Welshpool RFC
- Full name: Welshpool Rugby Football Club
- Founded: 1926
- Location: Welshpool, Wales
- Ground(s): Maes y Dre Recreation Ground
- Chairman: Jake Best
- Coach(es): Daley Jones
- Captain(s): Ryan Goodwin
- League(s): WRU Division Two North
| Team kit |

= Welshpool RFC =

Welshpool Rugby Football Club (Clwb Rygbi'r Trallwng) is a rugby union club based in the Mid Wales town of Welshpool, whose first XV play in the Welsh Rugby Union National League, Division 2 North.

The club also run a 2nd XV, a Women's side, Youth team, a Junior section for players aged 4–16 and two joint girls sides at Under 15s and Under 18s.

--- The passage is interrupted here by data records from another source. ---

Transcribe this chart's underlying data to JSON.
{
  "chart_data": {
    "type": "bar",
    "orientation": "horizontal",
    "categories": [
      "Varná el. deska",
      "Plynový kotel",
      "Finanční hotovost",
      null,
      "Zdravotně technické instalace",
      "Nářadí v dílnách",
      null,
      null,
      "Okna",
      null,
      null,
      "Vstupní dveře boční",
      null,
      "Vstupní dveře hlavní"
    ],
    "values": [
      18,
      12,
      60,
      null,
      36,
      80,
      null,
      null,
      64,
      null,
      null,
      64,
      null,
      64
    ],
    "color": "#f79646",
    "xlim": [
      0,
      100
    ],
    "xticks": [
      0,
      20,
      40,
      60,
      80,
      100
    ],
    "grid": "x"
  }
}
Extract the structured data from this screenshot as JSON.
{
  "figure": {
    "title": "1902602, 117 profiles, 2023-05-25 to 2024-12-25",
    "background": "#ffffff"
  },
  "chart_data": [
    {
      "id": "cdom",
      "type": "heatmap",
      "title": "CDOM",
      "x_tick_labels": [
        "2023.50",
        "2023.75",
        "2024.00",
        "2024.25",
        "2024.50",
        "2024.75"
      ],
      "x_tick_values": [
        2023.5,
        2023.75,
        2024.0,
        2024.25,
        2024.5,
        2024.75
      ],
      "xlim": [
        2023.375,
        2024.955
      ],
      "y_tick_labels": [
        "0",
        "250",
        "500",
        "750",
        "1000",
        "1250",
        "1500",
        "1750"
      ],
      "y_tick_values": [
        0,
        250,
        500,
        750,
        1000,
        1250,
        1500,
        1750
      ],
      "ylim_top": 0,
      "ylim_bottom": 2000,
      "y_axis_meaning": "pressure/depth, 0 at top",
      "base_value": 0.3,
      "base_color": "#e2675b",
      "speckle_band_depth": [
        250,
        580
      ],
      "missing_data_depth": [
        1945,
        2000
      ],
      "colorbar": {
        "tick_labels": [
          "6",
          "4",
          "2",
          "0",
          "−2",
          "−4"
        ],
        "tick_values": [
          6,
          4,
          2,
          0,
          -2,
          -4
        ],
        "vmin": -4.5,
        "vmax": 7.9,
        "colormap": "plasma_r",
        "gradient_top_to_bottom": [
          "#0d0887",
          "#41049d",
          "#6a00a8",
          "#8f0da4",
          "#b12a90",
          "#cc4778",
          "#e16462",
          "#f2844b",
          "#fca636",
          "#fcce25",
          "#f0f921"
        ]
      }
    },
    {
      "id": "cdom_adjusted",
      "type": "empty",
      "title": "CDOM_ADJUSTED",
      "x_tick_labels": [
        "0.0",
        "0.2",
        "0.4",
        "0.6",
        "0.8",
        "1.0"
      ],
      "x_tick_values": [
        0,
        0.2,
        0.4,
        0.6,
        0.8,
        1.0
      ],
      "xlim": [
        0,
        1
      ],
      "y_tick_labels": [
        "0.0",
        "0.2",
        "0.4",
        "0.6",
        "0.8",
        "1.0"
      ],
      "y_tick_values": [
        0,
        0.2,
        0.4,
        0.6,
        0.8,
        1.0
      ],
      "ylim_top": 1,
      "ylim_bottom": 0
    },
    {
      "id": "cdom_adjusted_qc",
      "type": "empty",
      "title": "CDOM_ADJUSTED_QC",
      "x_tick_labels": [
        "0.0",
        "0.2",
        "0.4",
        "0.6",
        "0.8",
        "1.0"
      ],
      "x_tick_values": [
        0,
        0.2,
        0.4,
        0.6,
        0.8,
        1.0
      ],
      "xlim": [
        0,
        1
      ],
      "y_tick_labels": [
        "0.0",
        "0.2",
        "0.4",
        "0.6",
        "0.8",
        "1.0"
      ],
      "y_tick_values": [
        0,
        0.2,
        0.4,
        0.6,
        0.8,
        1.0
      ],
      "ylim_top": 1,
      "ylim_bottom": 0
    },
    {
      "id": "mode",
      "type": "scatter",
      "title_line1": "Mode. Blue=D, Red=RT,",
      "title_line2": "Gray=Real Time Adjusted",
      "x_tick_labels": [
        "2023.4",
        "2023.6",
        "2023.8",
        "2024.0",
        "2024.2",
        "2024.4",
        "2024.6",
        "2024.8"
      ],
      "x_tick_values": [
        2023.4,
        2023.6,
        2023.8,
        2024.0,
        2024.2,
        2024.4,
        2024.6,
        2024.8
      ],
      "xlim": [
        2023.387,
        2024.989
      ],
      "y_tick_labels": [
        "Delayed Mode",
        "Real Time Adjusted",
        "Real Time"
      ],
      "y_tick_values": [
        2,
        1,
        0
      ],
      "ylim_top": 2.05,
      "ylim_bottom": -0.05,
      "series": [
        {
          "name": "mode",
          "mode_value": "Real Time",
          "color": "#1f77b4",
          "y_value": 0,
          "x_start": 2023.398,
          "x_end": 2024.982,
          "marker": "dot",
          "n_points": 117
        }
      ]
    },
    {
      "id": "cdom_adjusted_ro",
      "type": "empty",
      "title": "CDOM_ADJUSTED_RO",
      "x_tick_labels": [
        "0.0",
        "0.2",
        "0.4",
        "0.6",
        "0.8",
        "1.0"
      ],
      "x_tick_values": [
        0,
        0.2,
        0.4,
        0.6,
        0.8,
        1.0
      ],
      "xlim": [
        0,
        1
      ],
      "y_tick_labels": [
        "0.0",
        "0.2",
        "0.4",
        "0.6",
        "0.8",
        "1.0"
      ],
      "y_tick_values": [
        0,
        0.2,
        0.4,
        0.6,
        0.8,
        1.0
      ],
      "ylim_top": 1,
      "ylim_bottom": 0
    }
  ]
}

The club was founded in 1926, before later being disbanded and reformed in 1967. The club's playing field is based at the Maes y Dre recreation ground in Welshpool. Changing facilities and clubhouse are shared with the local cricket club.

The club's traditional home colours are navy blue and white; although the 1st XV are currently playing in a home navy and white kit from VX3 and a white away kit from VX3 the main club sponsor is Trederwen Springs.

The club captain for the 2024-25 season is Ryan Goodwin.

The 1st XV have earned promotion to Division 1 North for the 2025/26 season with an impressive 3 league games still to play.

==History==

Since reforming in 1967, Welshpool Rugby Club has become both a member of the Mid Wales District Rugby Union and the Welsh Rugby Union, which the club joined in 1992. At other times in the club's history it has also been a member of the North Wales Rugby Union and the Shropshire Rugby Union.

In the club's early days, there were no other clubs in the Montgomeryshire area, so most fixtures took place against sides from Shropshire: the club's first fixture after reformation was a 23-14 victory over Shrewsbury Wednesdays, and the 1967-68 fixture list included fixtures against English sides such as Bridgnorth and Newport (Salop) Rugby Union Football Club, as well as Welsh opposition such as Builth Wells, Aberystwyth and Ruthin. To the current day, the club still play regularly against Shrewsbury and Oswestry in the pre-season.
As more clubs were formed or re-formed in Mid Wales towns such as Newtown and Llandrindod Wells (both of whom played their inaugural fixtures against Welshpool), more fixtures came to be played against Mid Wales opposition, with the club being involved in the Mid Wales League from its earliest seasons, and where the club's 2nd XV participated for many years.

Like many clubs, however, Welshpool wished to become a full member of the WRU, and was granted membership in the early 1990s, initially competing against teams from all over Wales in Divisions 7 and 8, before becoming a part of the new North Wales league structure, in which they competed in the North Wales Division Two alongside teams such as C.O.B.R.A., Machynlleth and Rhyl, before suffering relegation to Division Three for the 2011-12 season.

Since the struggles of the 2011-12 season, the club has begun an ambitious rebuilding program, and they now run a dozen regular sides at all ages. The club now has two full-sized playing fields with additional training areas, and plans are being worked on to redevelop other club facilities to accommodate the surge in player numbers.

Welshpool Rugby Club hosted the first mixed sex T1 Rugby to be televised, with the event being covered for S4C. The match was against Oswestry Rugby Club, and took place on the 13th of December 2023.

The clubs official fan club ‘The Ultras’ was formed at the start of the 2024/25 season by founding members Ryan Manuel, Harry Gannon & Little Bov.